Thomas B. Zuffante, 21, of the 1-100 block of South Elm Street was arrested Friday and allegedly admitted having sexual relations with the girl in his parents’ home, said Mt. Prospect Police Detective Bob Riordan.
The abuse allegedly occurred between April and June. Detectives conducting a check of Zuffante’s MySpace account discovered he was having numerous conversations with girls under the age of 17, police said.
Zuffante, who was also charged with manufacturing child pornography, is being held on $140,000 bond.
A spokesperson for MySpace, reached through Edelman public relations, said the company “does not comment on ongoing investigations.”
In June, MySpace.com instituted changes to protect younger customers, according to a news release supplied by Edelman.

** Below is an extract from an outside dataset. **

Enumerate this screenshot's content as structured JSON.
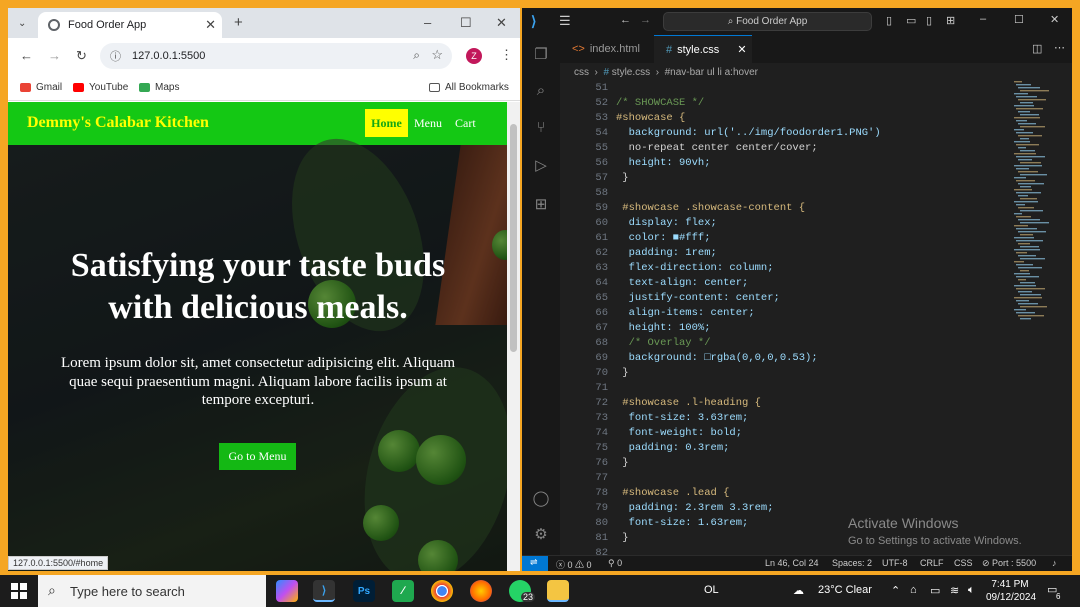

The site already prohibited kids 13 and younger from setting up accounts. Under the new changes, MySpace users who are 18 or older can no longer request to be on a 14- or 15-year-old’s friends’ list unless they already know either the youth’s e-mail address or full name.
Also, the Web site recently allowed MySpace.com members to set their profiles to allow communication only from friends in their network.
Last month, U.S. Reps. Mark Kirk (R-Ill.) and Judy Biggert (R-Ill.) held a congressional hearing in Chicago on legislation aimed at protecting children from sexual predators who visit online social networking sites.
On Monday, Kirk said the latest arrest signals how much of a threat pages on sites such as MySpace.com can pose. The Federal Trade Commission recently warned parents of predators using social networking sites like MySpace.com, Kirk said.
“It’s a big problem and one that people in my generation poorly understand,” Kirk said, adding that when he talks to teens they say among their biggest problems is dealing with “creeps online”.
Warren and other experts say it’s up to parents to monitor the sites, discuss the perils of the Internet with their children and make sure they know with whom their children are corresponding.
Police said a resident found the 14-year-old Chicago girl in an alley in the 3200 block of West North Avenue. She told police she drank a large amount of alcohol and became ill, police said. She picked Pacheco, Alverio and the juvenile out of a lineup at Grand Central area police headquarters, police said.
Public defender Sandra Bennewitz said that Pacheco was a junior at Senn and that Alverio was a senior at the school and the captain of the football team.
Chicago Public Schools spokesman Mike Vaughn said that school policy did not specifically address Myspace.com or similar sites. Although there have been no systemwide efforts to address Internet safety, some schools have held seminars to teach students about the potential dangers of the Web, Vaughn said.